Quelle drôle de façon de faire ils avaient, quel drôle de temps c’était !
Des comme papi, il y en avait quelques-uns, ils les appelaient les libertaires, les doux rêveurs. Papi s’en souvient, ils n’avaient pas la vie belle parce que c’étaient les opposants aux dictateurs, et comme les dictateurs avaient tous les pouvoirs, ils avaient tous les moyens pour combattre les libertaires. Mais ces gens-là avaient les pieds sur Terre, c’est ça qui manquait le plus aux dictateurs. A force de faire n’importe quoi, les dictateurs, ils ont déréglé le temps, ils ont déréglé l’horloge, les vents, les eaux et les courants, et quand ça a été bien le chaos ils se sont renvoyé la responsabilité et ils ont décidé de se faire la guerre, ce qui n’a rien arrangé.
Les libertaires, ils ne l’ont pas faite, eux la guerre, ils les ont laissé s’entretuer. Si bien qu’ils sont restés seuls sur Terre. Que des libertaires, c’est ce que m’a dit papi…

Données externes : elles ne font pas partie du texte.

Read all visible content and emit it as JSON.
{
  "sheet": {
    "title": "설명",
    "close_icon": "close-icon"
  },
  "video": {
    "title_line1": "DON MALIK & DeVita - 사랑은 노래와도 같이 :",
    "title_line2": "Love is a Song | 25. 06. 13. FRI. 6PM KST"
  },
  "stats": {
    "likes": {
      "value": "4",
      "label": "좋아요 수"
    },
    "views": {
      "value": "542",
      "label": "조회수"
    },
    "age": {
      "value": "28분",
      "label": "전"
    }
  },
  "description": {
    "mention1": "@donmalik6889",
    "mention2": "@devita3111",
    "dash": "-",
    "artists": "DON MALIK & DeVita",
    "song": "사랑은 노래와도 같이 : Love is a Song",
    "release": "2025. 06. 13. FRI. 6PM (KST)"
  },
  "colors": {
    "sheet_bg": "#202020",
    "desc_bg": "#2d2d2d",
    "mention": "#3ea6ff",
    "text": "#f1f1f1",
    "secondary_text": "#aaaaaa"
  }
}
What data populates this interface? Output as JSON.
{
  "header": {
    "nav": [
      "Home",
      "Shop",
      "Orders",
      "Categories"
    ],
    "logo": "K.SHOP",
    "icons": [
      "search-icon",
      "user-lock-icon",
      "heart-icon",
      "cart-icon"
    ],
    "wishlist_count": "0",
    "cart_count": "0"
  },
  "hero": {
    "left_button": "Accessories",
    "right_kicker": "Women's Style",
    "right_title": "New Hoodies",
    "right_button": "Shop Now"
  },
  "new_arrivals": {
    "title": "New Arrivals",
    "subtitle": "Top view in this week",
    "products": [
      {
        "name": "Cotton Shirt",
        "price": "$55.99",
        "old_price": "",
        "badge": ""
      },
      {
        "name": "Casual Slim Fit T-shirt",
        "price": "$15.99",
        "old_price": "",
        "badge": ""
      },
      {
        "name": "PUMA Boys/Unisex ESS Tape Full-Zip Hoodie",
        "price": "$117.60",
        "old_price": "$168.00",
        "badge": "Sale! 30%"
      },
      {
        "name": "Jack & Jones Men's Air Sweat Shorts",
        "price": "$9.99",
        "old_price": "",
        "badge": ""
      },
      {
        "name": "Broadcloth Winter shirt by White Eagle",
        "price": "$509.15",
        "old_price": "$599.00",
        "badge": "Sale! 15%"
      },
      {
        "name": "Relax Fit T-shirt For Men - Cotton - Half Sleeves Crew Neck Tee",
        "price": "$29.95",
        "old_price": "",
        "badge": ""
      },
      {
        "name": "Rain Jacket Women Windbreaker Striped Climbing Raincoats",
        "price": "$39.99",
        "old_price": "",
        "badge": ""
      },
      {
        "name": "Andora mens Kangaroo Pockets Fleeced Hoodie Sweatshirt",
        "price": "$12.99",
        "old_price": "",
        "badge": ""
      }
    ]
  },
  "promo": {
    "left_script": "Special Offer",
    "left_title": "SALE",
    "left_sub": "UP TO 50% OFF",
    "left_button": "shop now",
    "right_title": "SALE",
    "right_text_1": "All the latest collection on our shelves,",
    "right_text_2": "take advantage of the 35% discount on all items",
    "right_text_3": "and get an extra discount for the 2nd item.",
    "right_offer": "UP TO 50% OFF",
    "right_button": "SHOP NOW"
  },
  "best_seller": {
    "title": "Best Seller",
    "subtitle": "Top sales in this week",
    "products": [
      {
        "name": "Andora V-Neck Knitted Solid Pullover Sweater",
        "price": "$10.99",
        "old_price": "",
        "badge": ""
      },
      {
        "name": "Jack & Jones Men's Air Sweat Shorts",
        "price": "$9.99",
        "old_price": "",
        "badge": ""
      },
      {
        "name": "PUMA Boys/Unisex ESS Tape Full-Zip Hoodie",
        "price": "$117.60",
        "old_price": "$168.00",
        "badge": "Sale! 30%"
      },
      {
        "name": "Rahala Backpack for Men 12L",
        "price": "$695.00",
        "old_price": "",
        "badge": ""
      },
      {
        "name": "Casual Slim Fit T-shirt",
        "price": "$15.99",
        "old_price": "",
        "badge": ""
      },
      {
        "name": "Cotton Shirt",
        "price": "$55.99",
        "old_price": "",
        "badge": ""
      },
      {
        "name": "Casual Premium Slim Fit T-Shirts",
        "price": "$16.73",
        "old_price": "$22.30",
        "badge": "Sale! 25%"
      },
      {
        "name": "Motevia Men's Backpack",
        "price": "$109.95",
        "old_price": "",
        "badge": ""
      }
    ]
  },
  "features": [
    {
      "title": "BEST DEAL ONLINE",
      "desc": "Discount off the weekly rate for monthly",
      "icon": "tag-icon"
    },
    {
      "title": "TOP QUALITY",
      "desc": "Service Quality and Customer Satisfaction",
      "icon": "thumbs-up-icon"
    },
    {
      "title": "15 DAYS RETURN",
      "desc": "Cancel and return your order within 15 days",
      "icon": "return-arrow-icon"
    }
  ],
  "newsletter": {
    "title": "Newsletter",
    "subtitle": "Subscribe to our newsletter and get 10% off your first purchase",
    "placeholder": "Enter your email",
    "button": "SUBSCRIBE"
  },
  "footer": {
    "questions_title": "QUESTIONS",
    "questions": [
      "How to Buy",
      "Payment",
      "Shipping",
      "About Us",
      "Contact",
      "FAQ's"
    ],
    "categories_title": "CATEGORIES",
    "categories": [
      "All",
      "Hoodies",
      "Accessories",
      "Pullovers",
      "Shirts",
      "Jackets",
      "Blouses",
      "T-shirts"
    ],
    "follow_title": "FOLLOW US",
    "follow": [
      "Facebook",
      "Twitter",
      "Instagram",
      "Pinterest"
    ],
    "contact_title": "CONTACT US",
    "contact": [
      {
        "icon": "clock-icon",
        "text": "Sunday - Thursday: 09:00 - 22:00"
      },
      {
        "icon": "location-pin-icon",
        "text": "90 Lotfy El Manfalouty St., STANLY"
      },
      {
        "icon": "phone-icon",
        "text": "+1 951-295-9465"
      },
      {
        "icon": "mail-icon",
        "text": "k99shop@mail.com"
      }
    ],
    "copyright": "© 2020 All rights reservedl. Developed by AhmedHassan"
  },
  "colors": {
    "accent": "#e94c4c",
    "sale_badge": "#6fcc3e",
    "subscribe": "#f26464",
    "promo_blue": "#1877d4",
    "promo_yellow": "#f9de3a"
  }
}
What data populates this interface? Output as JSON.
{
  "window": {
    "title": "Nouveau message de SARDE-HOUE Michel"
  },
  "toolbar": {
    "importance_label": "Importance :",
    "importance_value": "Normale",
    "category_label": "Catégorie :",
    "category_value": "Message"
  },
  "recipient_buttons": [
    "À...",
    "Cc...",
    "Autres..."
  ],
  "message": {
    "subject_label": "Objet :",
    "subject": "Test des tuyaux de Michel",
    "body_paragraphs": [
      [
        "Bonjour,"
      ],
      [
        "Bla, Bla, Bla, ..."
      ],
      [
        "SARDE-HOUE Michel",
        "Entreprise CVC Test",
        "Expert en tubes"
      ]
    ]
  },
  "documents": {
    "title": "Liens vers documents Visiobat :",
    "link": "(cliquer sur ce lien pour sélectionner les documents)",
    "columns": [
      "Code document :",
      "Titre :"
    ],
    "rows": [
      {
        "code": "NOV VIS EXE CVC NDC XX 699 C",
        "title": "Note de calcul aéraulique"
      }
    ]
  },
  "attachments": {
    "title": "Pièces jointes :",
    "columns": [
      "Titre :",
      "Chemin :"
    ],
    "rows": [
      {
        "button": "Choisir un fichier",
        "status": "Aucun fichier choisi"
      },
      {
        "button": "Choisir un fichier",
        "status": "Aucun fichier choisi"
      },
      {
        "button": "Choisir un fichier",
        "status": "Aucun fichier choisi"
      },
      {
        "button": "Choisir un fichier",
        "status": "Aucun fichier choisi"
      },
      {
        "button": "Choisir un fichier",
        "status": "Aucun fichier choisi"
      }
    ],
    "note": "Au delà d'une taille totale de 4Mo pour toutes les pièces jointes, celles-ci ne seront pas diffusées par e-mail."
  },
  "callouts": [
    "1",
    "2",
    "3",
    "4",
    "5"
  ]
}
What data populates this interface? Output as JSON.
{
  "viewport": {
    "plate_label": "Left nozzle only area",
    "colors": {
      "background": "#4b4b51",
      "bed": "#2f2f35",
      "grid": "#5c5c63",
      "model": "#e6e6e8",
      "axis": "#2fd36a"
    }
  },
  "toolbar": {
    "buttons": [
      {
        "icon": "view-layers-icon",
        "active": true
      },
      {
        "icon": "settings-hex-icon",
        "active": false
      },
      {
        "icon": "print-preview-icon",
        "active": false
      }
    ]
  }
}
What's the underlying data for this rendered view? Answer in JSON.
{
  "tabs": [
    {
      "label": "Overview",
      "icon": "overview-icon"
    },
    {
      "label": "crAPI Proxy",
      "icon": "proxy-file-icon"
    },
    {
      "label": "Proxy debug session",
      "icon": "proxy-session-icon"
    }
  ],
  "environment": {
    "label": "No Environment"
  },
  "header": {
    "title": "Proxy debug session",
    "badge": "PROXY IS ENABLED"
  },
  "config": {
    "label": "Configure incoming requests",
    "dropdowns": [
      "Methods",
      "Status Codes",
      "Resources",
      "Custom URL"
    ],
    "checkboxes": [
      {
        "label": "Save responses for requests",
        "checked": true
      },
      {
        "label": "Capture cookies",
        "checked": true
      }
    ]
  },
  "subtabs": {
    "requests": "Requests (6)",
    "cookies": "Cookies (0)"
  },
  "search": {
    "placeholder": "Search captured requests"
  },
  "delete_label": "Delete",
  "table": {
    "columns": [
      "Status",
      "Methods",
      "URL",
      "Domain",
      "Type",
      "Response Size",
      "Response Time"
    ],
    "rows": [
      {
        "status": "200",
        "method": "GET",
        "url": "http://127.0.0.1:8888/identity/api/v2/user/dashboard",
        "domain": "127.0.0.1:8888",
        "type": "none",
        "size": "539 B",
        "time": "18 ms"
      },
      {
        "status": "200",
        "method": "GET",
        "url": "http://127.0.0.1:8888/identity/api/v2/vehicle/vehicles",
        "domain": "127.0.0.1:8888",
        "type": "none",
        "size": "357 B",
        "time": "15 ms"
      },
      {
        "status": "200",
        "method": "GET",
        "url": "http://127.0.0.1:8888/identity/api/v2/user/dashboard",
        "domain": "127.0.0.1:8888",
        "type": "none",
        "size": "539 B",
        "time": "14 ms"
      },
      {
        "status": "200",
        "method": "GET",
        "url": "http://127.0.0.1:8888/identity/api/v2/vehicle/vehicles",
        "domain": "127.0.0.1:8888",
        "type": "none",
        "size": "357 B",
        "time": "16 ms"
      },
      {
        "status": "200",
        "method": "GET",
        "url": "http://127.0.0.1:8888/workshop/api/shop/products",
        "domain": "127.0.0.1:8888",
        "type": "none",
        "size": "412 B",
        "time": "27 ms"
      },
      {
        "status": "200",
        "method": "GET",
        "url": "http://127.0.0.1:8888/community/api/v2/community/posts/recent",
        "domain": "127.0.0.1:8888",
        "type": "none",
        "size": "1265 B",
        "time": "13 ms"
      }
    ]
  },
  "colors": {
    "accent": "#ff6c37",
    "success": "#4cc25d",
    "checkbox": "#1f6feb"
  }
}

Il est bien vieux maintenant papi, il ne parle plus beaucoup. C’est dommage, il en disait beaucoup des choses de l’ancien temps, il dit de l’ancien testament, du temps des grands enterrements, du grand chambardement.
- Papi, ce que je ne comprends pas, c’est pourquoi les gens de ce temps-là, ils se laissaient faire comme ça, tout le temps ? Le papi me regarde, il semble vouloir me dire, mais ça ne vient pas tout de suite…Son regard est bizarre
- Tu sais mon grand, c’était pareil même avant, il y avait les esclaves…
- Les gens ont peur, ils ont peur de tout, alors ils acceptent…il y en a toujours un qui parle bien, qui harangue la foule, qui promet la sécurité, la protection, alors on lui donne les pouvoirs et c’est le maître
D’un coup, ça lui revient, ça s’enchaine, il retrouve les mots…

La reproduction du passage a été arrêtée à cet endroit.